The Tax agency It is one of the organizations that receives the most identity theft attempts. Cybercriminals try to take advantage of the “terror” that the Treasury or a lack of response to its requirements causes any taxpayer. Or on the contrary, a communication of economic return or similar. Some are crude attempts, others are better prepared, and many users may fall for them.

Income 2022: malicious campaigns

As expected, attempts to impersonate the Treasury have increased in recent days and ESET warns of a phishing campaign with dissemination both by email and through text messages.

In the case of SMS, we are notified that there is a refund of our taxes that many users can interpret as the income statement to return. To request this refund, we are asked to access a link that they want to pass off as legitimate but that, if we only pay attention a little, we can verify that it has little to do with that of the real Tax Agency.

The message is suspicious, no, the following.

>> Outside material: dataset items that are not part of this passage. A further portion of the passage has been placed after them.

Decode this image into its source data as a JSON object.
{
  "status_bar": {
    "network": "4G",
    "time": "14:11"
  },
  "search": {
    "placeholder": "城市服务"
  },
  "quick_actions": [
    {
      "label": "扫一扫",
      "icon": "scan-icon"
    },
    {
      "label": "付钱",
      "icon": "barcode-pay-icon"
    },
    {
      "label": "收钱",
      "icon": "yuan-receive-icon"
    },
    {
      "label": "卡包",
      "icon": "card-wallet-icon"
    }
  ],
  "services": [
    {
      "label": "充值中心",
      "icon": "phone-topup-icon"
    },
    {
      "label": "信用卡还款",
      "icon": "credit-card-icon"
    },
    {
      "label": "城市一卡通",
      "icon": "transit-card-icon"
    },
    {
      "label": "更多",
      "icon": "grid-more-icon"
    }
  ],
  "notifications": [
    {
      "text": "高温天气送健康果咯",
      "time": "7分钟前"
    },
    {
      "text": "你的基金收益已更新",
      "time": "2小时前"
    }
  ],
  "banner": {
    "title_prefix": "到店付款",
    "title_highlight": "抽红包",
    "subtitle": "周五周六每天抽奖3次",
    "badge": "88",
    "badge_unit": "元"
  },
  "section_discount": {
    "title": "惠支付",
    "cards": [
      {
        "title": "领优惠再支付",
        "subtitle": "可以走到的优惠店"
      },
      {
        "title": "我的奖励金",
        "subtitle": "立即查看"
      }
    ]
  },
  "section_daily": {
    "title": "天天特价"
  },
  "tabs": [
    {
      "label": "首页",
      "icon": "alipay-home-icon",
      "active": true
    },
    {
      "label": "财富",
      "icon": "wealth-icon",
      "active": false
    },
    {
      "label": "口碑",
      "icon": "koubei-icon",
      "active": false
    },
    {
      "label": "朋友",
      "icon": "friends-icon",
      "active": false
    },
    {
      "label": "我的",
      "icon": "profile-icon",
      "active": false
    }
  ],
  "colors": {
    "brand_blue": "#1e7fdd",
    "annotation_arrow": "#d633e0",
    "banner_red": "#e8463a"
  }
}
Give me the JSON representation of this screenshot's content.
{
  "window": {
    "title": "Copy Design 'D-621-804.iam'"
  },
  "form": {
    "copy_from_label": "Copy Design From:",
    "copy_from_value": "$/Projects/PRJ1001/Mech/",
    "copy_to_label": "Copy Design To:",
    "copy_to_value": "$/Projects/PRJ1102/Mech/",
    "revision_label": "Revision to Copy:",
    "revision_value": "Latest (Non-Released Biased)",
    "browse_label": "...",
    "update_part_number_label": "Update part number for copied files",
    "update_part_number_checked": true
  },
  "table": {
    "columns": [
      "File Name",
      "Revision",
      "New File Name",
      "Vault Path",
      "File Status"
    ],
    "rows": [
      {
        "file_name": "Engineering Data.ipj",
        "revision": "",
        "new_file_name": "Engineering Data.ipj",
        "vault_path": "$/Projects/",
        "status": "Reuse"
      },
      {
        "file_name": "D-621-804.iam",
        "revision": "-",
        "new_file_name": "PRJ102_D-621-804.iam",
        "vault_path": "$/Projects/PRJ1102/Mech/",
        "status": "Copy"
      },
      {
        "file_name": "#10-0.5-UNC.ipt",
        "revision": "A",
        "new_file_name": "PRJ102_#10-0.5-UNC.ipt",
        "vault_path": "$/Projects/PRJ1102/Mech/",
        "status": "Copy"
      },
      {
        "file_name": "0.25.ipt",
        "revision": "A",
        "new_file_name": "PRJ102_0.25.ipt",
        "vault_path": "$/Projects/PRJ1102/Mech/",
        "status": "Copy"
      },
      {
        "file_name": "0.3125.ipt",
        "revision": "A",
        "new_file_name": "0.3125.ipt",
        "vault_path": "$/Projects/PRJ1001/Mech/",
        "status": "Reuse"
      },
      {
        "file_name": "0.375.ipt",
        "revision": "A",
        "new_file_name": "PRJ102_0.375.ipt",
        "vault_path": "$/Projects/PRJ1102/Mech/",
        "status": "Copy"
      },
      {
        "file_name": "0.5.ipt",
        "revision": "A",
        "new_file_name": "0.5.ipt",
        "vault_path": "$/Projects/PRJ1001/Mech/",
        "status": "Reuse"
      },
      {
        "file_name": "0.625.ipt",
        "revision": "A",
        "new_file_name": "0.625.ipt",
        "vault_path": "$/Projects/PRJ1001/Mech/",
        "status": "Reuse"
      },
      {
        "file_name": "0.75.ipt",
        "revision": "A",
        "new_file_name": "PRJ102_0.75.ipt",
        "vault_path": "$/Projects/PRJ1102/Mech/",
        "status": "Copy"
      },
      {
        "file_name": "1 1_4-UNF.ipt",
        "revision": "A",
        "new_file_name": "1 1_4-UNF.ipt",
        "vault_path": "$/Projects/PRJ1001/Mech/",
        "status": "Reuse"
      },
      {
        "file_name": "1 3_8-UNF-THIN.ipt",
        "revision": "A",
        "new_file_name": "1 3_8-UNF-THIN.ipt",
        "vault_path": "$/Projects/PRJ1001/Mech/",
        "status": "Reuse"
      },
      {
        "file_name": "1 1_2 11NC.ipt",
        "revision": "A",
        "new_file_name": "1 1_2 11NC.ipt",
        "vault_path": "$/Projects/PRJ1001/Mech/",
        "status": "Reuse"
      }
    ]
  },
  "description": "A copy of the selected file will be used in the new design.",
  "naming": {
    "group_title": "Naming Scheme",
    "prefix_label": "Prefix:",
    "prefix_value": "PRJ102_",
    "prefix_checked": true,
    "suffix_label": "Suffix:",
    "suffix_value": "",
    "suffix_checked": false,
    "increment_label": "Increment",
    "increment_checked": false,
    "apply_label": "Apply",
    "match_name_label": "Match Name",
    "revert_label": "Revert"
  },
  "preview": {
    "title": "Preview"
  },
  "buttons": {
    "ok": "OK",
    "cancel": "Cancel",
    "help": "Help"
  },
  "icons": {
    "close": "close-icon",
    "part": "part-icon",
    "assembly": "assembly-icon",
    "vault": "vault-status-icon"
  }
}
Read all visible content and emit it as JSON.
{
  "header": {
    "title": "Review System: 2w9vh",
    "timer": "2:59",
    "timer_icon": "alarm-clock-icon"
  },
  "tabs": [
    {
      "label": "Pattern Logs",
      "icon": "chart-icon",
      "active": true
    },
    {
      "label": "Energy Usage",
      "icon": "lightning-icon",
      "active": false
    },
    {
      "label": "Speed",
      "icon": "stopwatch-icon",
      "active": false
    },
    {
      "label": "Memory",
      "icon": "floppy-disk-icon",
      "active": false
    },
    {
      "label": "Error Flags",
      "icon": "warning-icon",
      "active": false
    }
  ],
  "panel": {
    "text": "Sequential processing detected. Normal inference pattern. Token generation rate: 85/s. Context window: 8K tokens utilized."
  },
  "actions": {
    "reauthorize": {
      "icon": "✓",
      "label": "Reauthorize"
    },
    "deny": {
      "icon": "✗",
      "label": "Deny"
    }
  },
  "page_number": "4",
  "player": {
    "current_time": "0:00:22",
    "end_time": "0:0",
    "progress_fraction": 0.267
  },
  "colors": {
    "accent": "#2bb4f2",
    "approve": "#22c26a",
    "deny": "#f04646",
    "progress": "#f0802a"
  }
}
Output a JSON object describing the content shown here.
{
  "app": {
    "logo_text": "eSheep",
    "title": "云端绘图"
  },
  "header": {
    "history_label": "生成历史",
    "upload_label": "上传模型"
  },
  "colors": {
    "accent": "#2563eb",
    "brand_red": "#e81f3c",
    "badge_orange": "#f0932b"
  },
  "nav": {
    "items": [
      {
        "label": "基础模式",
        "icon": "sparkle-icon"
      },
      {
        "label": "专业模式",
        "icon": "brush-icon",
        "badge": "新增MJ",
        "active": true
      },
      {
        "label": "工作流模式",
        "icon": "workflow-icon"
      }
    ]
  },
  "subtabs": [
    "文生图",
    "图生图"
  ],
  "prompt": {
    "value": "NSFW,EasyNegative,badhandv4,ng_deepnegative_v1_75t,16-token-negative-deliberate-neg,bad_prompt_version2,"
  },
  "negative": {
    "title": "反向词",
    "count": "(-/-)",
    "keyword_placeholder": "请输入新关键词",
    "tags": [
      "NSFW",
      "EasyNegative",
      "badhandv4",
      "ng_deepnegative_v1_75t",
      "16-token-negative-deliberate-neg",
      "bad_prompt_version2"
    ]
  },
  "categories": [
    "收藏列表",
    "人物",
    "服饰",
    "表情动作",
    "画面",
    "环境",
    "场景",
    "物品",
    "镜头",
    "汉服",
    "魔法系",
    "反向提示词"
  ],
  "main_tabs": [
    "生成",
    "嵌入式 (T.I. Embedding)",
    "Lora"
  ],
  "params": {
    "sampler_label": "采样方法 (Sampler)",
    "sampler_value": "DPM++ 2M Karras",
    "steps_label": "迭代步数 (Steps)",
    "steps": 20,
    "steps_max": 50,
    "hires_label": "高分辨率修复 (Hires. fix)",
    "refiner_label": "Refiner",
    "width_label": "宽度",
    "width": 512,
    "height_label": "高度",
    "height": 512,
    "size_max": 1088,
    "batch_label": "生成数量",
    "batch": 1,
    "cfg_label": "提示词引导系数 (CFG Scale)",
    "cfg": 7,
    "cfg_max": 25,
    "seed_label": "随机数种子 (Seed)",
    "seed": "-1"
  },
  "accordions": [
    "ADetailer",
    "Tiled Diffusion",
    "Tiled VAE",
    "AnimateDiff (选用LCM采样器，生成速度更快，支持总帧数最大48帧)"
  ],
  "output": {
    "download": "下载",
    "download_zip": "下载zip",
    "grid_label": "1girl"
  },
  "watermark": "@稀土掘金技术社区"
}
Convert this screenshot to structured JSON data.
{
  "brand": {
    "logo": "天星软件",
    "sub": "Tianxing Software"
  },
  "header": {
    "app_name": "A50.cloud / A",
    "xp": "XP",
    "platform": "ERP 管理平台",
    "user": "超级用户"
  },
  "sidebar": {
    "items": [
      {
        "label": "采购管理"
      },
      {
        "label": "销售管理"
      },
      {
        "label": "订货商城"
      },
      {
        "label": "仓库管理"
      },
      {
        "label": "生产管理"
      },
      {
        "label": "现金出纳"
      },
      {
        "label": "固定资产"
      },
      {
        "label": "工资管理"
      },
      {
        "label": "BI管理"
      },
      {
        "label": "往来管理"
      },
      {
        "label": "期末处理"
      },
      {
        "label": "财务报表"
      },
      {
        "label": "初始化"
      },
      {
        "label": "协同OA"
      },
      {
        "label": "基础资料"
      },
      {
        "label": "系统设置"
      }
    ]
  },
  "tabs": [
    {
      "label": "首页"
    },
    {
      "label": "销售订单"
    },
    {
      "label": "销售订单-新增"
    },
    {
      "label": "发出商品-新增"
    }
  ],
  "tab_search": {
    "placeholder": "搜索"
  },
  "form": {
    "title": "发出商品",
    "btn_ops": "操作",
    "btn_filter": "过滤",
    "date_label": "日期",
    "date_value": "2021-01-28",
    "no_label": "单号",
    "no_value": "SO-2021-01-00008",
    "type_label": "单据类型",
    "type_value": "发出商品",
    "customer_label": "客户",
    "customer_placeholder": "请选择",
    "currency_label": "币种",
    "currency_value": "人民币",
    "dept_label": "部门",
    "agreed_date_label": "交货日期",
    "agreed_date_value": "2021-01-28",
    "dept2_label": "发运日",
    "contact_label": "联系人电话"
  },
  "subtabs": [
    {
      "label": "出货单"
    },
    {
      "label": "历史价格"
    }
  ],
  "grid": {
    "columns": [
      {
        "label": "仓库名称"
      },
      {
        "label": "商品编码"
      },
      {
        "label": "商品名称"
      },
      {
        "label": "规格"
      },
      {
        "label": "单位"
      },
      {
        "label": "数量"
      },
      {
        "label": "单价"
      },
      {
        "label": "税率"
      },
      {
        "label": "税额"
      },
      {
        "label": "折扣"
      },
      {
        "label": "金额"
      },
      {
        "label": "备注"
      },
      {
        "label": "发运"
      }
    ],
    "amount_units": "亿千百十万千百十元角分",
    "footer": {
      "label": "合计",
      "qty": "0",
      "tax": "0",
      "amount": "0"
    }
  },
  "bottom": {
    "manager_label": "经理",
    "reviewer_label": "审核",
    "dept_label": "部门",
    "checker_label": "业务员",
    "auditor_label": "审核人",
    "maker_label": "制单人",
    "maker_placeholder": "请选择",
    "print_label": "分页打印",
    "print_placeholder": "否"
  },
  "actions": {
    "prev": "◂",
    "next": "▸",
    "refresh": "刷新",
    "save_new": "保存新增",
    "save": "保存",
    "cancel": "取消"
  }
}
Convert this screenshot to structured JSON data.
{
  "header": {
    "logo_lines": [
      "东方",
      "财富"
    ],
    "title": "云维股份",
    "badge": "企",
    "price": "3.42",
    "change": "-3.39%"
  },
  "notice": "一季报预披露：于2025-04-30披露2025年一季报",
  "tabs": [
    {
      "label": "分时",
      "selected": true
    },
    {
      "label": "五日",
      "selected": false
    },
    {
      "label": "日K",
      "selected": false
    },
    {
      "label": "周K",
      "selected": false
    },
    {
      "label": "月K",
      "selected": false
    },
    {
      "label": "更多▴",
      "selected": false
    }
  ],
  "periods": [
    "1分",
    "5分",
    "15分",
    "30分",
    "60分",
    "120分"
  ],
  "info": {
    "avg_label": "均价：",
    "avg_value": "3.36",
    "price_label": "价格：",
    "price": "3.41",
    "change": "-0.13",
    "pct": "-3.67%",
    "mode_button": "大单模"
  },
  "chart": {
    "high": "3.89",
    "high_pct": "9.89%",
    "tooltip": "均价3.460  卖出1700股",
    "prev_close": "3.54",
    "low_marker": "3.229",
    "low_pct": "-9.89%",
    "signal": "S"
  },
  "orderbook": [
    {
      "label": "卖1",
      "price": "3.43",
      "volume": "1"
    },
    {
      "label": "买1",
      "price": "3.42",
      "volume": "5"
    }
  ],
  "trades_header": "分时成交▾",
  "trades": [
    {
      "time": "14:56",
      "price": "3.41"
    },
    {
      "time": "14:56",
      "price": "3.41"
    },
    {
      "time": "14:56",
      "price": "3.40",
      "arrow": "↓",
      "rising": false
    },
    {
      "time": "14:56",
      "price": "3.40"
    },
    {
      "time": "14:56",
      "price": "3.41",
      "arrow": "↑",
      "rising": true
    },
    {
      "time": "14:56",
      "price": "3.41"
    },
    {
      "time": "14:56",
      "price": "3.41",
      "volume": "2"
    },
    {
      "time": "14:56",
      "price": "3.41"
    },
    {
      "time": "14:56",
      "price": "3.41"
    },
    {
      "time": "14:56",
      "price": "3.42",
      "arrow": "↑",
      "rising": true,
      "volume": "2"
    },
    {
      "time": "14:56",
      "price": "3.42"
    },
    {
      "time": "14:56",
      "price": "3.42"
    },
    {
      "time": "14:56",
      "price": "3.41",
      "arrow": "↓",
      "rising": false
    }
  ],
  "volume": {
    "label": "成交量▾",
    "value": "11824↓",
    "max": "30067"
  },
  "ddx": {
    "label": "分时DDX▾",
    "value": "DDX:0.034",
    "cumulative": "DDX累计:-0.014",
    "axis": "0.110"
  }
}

But we keep stinging….

If you click on the link, it will send you to a website that does have a pretty good resemblance to the legitimate one, but the domain in which it is hosted has nothing to do with it. This fraudulent website tells us how to get the alleged refund, starting the process by pressing the button prepared by the criminals, which implies providing them with your credit card information. The rest you already know: they are going to loot you.

Recommendations: the usual ones

Prevention and prudence are the best antidote against these malicious campaigns that take advantage of different variants of phishing. If the bad guys use social engineering, we have to apply common sense. Unfortunately, these types of attacks are still highly effective as they only require a small portion of users to fall for their “bait” and “bite” to be profitable.

The recommendations are the usual ones against phishing and identity theft:

  • Be wary of any requirement that requires you to provide personal information.
  • Be very careful with supposed messages from official organizations: they are the most used to impersonate identities.
  • Do not open emails, SMS or messaging chats from unknown users or that you have not requested. Delete them directly.
  • Do not reply in any case to these emails.
  • DO NOT provide your personal or bank details (phone number, name, surname, address or email) on any page.
  • Carefully review links before clicking, even if they are from known contacts.
  • Be wary of shortened links.
  • Be wary of attachments, even if they are from known contacts.
  • Always keep your operating system and antivirus updated.
  • Use unique and complex passwords for each of your accounts and enable two-factor authentication whenever possible.

And a lot of prudence friend…. If you receive a notification from the Tax Agency or another government body, you must access ALWAYS through the electronic headquarters with a certificate or other secure authentication to verify notifications or notices. AND NEVER you must access it through the link contained in the body of the message, much less after downloading attachments commonly used to include malware.